Now, for the residues at k we can use a slightly different approach.
Suppose the power series for f(k+z) was \(\displaystyle a_{-1}z^{-1}+a_{0}+a_{1}z+a_{2}z^{2}+..............\)
\(\displaystyle zf(k+z)=a_{-1}+a_{0}z+a_{1}z^{2}+a_{2}z^{3}+..............\)
We have:
\(\displaystyle a_{-1}=\lim_{z\to 0}zf(k+z)=\lim_{z\to 0}z\cdot \frac{cot(k+z)}{(k+z)^{4}}=\frac{z}{sin(k+z)}\cdot \frac{cos(k+z)}{(k+z)^{4}}\)
Applying L'Hopital to the first factor and find that
\(\displaystyle a_{-1}=\lim_{z\to 0}\frac{1}{(k+z)^{4}}=\frac{1}{k^{4}}\)
This calculation appears knowing in advance that the power series for f(k+z) has only one term with a negative power of z.
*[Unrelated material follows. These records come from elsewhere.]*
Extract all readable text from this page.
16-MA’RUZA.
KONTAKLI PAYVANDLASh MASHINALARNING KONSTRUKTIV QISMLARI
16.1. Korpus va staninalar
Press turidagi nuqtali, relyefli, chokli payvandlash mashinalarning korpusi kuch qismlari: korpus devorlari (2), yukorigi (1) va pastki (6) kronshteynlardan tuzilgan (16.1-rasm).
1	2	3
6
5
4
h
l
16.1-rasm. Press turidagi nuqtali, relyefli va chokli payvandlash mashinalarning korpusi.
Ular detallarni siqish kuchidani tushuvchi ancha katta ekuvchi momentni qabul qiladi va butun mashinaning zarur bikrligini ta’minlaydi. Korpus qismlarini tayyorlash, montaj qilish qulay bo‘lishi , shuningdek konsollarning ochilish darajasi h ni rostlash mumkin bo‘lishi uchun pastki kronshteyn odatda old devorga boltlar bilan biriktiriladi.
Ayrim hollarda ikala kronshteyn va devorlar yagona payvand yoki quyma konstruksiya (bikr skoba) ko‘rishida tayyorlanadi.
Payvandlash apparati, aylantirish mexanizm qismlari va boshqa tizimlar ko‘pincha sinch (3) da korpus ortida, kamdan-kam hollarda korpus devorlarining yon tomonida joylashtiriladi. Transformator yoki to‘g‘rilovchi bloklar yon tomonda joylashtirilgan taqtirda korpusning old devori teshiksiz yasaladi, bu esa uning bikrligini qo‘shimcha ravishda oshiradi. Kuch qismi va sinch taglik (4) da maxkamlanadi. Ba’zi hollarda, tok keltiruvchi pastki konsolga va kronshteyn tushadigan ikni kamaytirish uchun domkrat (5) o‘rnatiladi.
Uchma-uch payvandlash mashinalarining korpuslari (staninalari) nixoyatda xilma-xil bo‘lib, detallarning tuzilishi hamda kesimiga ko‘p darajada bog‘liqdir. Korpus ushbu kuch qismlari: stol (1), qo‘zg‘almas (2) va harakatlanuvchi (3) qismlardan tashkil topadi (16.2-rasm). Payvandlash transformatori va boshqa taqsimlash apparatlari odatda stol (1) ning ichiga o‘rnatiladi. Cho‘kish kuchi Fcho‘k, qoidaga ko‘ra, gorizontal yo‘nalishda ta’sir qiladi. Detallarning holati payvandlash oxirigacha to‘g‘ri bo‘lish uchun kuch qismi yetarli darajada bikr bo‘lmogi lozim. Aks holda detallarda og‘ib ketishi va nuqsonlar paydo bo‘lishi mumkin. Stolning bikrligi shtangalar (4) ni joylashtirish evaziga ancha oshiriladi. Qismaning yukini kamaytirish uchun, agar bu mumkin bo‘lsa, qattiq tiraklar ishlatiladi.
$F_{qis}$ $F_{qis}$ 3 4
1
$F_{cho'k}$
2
Why were there no terms involving \(\displaystyle z_{-2}, \;\ z_{-3},\)?. Since zf(k+z) has a limit at 0, its power series can not have any terms with
negative powers of z. Therefore, every term with the series for f(k+z) must have an exponent of at least -1.